Tata Consultancy Services' public stock sale, which began last week, will give it a major infusion of cash that could make the fast-growing Indian firm an even-tougher competitor. The 28,000-employee outsourcer, which counts General Electric Co. and General Motors Corp. among its customers, launched a one-week public offering period on India's National Stock Exchange and Mumbai Stock Exchange, floating up to 13% of the company's shares at a price range of between $16.28 and $18.90.
At the low end of that price range, it would raise just over $1 billion and value the company around $7.8 billion.
TCS hopes to follow in the footsteps of rivals Wipro Technologies and Infosys Technologies Ltd., two Indian IT service providers that have used public offerings to fund rapid expansion. TCS already has passed $1 billion in annual revenue--as have Infosys and Wipro--and an injection of capital could make it even more formidable on the international IT-services scene. "If TCS uses its new capital to become more aggressive, it could shake up the global IT sourcing market," Gartner analyst Partha Iyengar says in a recent report.
The offering could help TCS compete more effectively in India's tightening labor market, where employee poaching among competitors is rampant. TCS is reserving 10% of the shares issued for its employees at market rates in India. Tata Group chairman Ratan Tata said in a statement that TCS will use some of the proceeds to make acquisitions abroad. The company has offices in 32 countries.

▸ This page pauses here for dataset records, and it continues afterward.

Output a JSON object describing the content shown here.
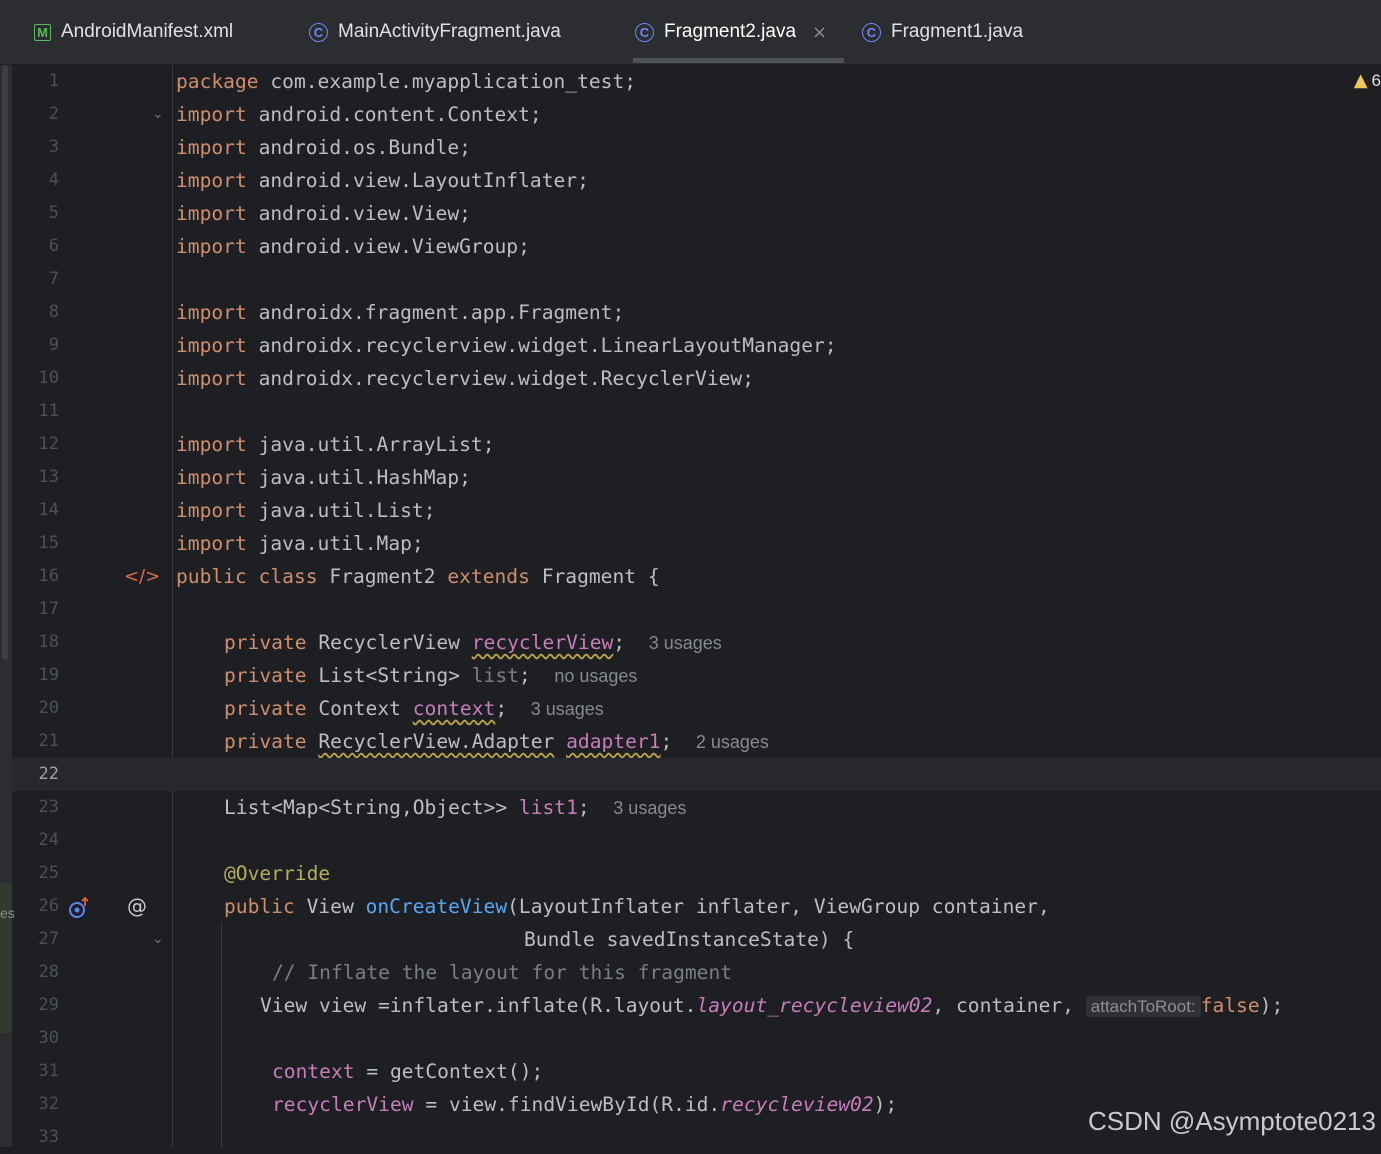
{
  "tabs": [
    {
      "label": "AndroidManifest.xml",
      "icon": "manifest-file-icon"
    },
    {
      "label": "MainActivityFragment.java",
      "icon": "java-class-icon"
    },
    {
      "label": "Fragment2.java",
      "icon": "java-class-icon",
      "active": true,
      "close": "×"
    },
    {
      "label": "Fragment1.java",
      "icon": "java-class-icon"
    }
  ],
  "tab_icons": {
    "manifest": "M",
    "class": "C"
  },
  "inspections": {
    "warning_count": "6"
  },
  "lines": [
    "1",
    "2",
    "3",
    "4",
    "5",
    "6",
    "7",
    "8",
    "9",
    "10",
    "11",
    "12",
    "13",
    "14",
    "15",
    "16",
    "17",
    "18",
    "19",
    "20",
    "21",
    "22",
    "23",
    "24",
    "25",
    "26",
    "27",
    "28",
    "29",
    "30",
    "31",
    "32",
    "33"
  ],
  "code": {
    "l1": {
      "kw": "package",
      "rest": " com.example.myapplication_test;"
    },
    "l2": {
      "kw": "import",
      "rest": " android.content.Context;"
    },
    "l3": {
      "kw": "import",
      "rest": " android.os.Bundle;"
    },
    "l4": {
      "kw": "import",
      "rest": " android.view.LayoutInflater;"
    },
    "l5": {
      "kw": "import",
      "rest": " android.view.View;"
    },
    "l6": {
      "kw": "import",
      "rest": " android.view.ViewGroup;"
    },
    "l8": {
      "kw": "import",
      "rest": " androidx.fragment.app.Fragment;"
    },
    "l9": {
      "kw": "import",
      "rest": " androidx.recyclerview.widget.LinearLayoutManager;"
    },
    "l10": {
      "kw": "import",
      "rest": " androidx.recyclerview.widget.RecyclerView;"
    },
    "l12": {
      "kw": "import",
      "rest": " java.util.ArrayList;"
    },
    "l13": {
      "kw": "import",
      "rest": " java.util.HashMap;"
    },
    "l14": {
      "kw": "import",
      "rest": " java.util.List;"
    },
    "l15": {
      "kw": "import",
      "rest": " java.util.Map;"
    },
    "l16": {
      "kw1": "public class",
      "name": " Fragment2 ",
      "kw2": "extends",
      "rest": " Fragment {"
    },
    "l18": {
      "kw": "private",
      "type": " RecyclerView ",
      "field": "recyclerView",
      "end": ";",
      "hint": "3 usages"
    },
    "l19": {
      "kw": "private",
      "type": " List<String> ",
      "field": "list",
      "end": ";",
      "hint": "no usages"
    },
    "l20": {
      "kw": "private",
      "type": " Context ",
      "field": "context",
      "end": ";",
      "hint": "3 usages"
    },
    "l21": {
      "kw": "private",
      "type_u": "RecyclerView.Adapter",
      "field": "adapter1",
      "end": ";",
      "hint": "2 usages"
    },
    "l23": {
      "type": "List<Map<String,Object>> ",
      "field": "list1",
      "end": ";",
      "hint": "3 usages"
    },
    "l25": {
      "ann": "@Override"
    },
    "l26": {
      "kw": "public",
      "type": " View ",
      "fn": "onCreateView",
      "rest": "(LayoutInflater inflater, ViewGroup container,"
    },
    "l27": {
      "rest": "Bundle savedInstanceState) {"
    },
    "l28": {
      "cmt": "// Inflate the layout for this fragment"
    },
    "l29": {
      "a": "View view =inflater.inflate(R.layout.",
      "ital": "layout_recycleview02",
      "b": ", container, ",
      "param": "attachToRoot:",
      "kw": "false",
      "c": ");"
    },
    "l31": {
      "field": "context",
      "rest": " = getContext();"
    },
    "l32": {
      "field": "recyclerView",
      "a": " = view.findViewById(R.id.",
      "ital": "recycleview02",
      "b": ");"
    }
  },
  "gutter_icons": {
    "l16": "implemented-by-icon",
    "l26_left": "override-method-icon",
    "l26_right": "annotation-icon"
  },
  "edge": {
    "text": "es"
  },
  "watermark": "CSDN @Asymptote0213"
}
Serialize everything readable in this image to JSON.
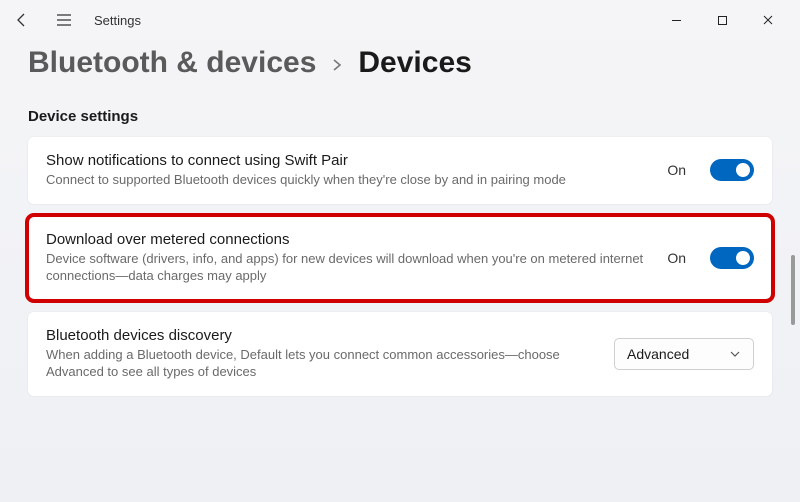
{
  "app": {
    "title": "Settings"
  },
  "breadcrumb": {
    "parent": "Bluetooth & devices",
    "current": "Devices"
  },
  "section": {
    "title": "Device settings"
  },
  "items": [
    {
      "title": "Show notifications to connect using Swift Pair",
      "desc": "Connect to supported Bluetooth devices quickly when they're close by and in pairing mode",
      "status": "On"
    },
    {
      "title": "Download over metered connections",
      "desc": "Device software (drivers, info, and apps) for new devices will download when you're on metered internet connections—data charges may apply",
      "status": "On"
    },
    {
      "title": "Bluetooth devices discovery",
      "desc": "When adding a Bluetooth device, Default lets you connect common accessories—choose Advanced to see all types of devices",
      "dropdown": "Advanced"
    }
  ]
}
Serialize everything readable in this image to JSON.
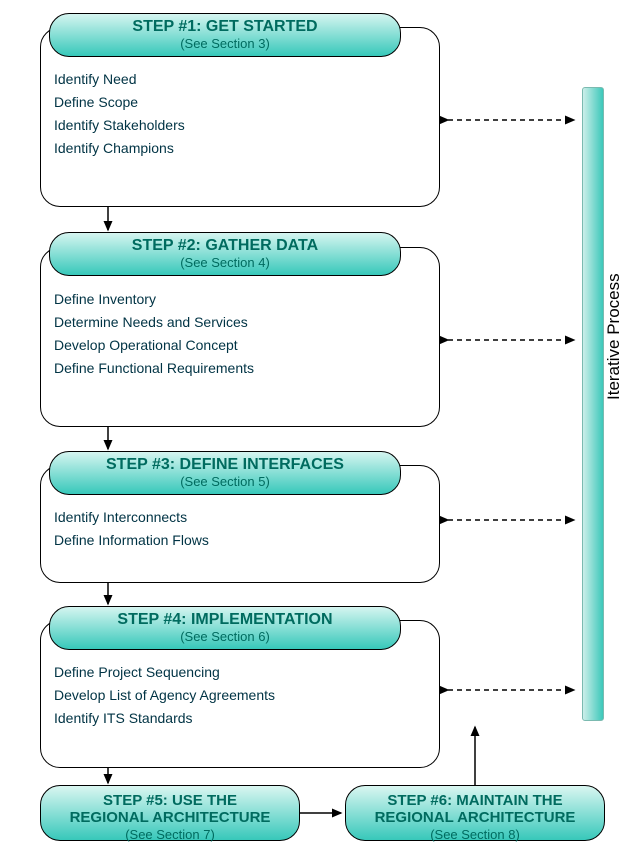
{
  "steps": [
    {
      "title": "STEP #1:  GET STARTED",
      "sub": "(See Section 3)",
      "tasks": [
        "Identify Need",
        "Define Scope",
        "Identify Stakeholders",
        "Identify Champions"
      ]
    },
    {
      "title": "STEP #2:  GATHER DATA",
      "sub": "(See Section 4)",
      "tasks": [
        "Define Inventory",
        "Determine Needs and Services",
        "Develop Operational Concept",
        "Define Functional Requirements"
      ]
    },
    {
      "title": "STEP #3:  DEFINE INTERFACES",
      "sub": "(See Section 5)",
      "tasks": [
        "Identify Interconnects",
        "Define Information Flows"
      ]
    },
    {
      "title": "STEP #4:  IMPLEMENTATION",
      "sub": "(See Section 6)",
      "tasks": [
        "Define Project Sequencing",
        "Develop List of Agency Agreements",
        "Identify ITS Standards"
      ]
    }
  ],
  "step5": {
    "title1": "STEP #5:  USE THE",
    "title2": "REGIONAL ARCHITECTURE",
    "sub": "(See Section 7)"
  },
  "step6": {
    "title1": "STEP #6:  MAINTAIN THE",
    "title2": "REGIONAL ARCHITECTURE",
    "sub": "(See Section 8)"
  },
  "iterLabel": "Iterative Process"
}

The Indian stock market is so friendly to tech firms these days that it has some U.S.-based companies with significant business there considering listing on the country's stock exchanges. Sierra Atlantic Inc., headquartered in Fremont, Calif., provides outsourced software development and is mulling a public offering in India. "It's a much more favorable environment," says Marc Hebert, executive VP. Sierra maintains a development center in the Indian city of Hyderabad. Hebert says any offering would be at least 18 months away.
"Right now, valuations are much higher in India because the interest in technology is higher," says Manu Bammi, CEO of SmartAnalyst Inc., which provides financial research from its offices in India. He notes that the Securities and Exchange Board of India has recently adopted a number of reforms that put Indian markets more on par with U.S. exchanges in terms of transparency and accountability.